There are plenty of traders and speculators who would like to see the euro break $1.40, but whether there is really a net demand for the euro at these levels remains to be seen. I would give the euro bulls and dollar bears a couple of more weeks to see if the euro really wants to stay up at or above $1.37 and $1.38 before concluding that the euro is likely to weaken for the rest of the year.

Euro futures out at December 2008 were only at $1.3559 on Friday (compared to $1.3795 the previous Friday), so there isn't exactly a lot of "slam dunk" enthusiasm for betting on a $1.40 euro, so far.

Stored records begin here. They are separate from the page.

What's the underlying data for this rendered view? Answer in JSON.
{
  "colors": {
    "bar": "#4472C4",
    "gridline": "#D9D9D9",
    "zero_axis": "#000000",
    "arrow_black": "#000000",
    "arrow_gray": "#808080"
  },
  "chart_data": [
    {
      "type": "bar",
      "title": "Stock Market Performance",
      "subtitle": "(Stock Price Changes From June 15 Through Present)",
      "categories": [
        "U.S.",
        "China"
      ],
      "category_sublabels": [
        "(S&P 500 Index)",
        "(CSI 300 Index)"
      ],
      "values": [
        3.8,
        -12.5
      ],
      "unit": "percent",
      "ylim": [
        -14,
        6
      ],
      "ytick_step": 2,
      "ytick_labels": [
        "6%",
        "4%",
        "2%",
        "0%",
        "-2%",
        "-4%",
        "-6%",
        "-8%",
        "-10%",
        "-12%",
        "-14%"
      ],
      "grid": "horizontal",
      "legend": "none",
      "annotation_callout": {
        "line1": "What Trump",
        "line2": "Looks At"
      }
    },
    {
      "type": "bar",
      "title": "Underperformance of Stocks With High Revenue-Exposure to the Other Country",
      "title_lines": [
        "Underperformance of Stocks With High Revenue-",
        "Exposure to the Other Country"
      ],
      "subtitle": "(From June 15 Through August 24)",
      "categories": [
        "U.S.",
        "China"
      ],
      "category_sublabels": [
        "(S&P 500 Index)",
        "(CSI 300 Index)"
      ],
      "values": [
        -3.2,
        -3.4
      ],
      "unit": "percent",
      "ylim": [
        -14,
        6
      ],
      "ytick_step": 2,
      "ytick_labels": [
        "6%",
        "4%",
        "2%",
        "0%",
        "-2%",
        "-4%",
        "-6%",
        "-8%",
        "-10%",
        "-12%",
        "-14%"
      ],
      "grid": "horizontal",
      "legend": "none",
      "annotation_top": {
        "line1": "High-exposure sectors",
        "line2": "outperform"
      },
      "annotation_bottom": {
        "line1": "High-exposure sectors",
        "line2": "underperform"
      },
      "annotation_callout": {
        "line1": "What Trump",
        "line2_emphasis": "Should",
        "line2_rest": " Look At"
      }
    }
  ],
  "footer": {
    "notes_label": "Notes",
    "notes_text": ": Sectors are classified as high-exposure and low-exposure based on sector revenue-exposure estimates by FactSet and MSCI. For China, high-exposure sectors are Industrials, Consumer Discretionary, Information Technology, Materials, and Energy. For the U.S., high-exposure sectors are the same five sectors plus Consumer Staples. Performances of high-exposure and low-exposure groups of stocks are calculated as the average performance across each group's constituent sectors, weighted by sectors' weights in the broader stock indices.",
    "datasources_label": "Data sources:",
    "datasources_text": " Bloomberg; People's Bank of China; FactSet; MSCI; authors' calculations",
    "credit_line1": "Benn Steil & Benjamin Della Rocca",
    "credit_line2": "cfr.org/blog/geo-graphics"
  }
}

For now, the euro remains in relatively uncharted territory. It is now mostly a question of the level of speculative money flows. With some people still misguidedly believing that Fed rate cuts are still likely in the Fall, the flows could be net-euro for some time to come. On the other hand, just a few good economic reports, persistently high energy prices, strong talk from the Fed about fighting inflation, and a hint of a Fed rate hike in the Fall, could quickly sap the staying power of all but the most diehard of over-extended speculators.

I wouldn't be surprised if speculators managed to keep the euro up in the $1.33 to $1.38 range as long as there is any superficially bad news or even mere anxiety to focus on, but it is just as likely that they will trade it back down under $1.30 as soon as they begin to deeply grasp the truth that the Fed is very unlikely to cut rates over the coming year.

In short, the dollar is not "plunging." [And I will continue to repeat this line until The New York Times admits that they were wrong for claiming that the dollar is "plunging."] It is certainly fun to chatter about how expensive things are for tourists in Europe, but there are other factors that are more significant as far as keeping prices high in Europe than the minor impact of foreign exchange rates.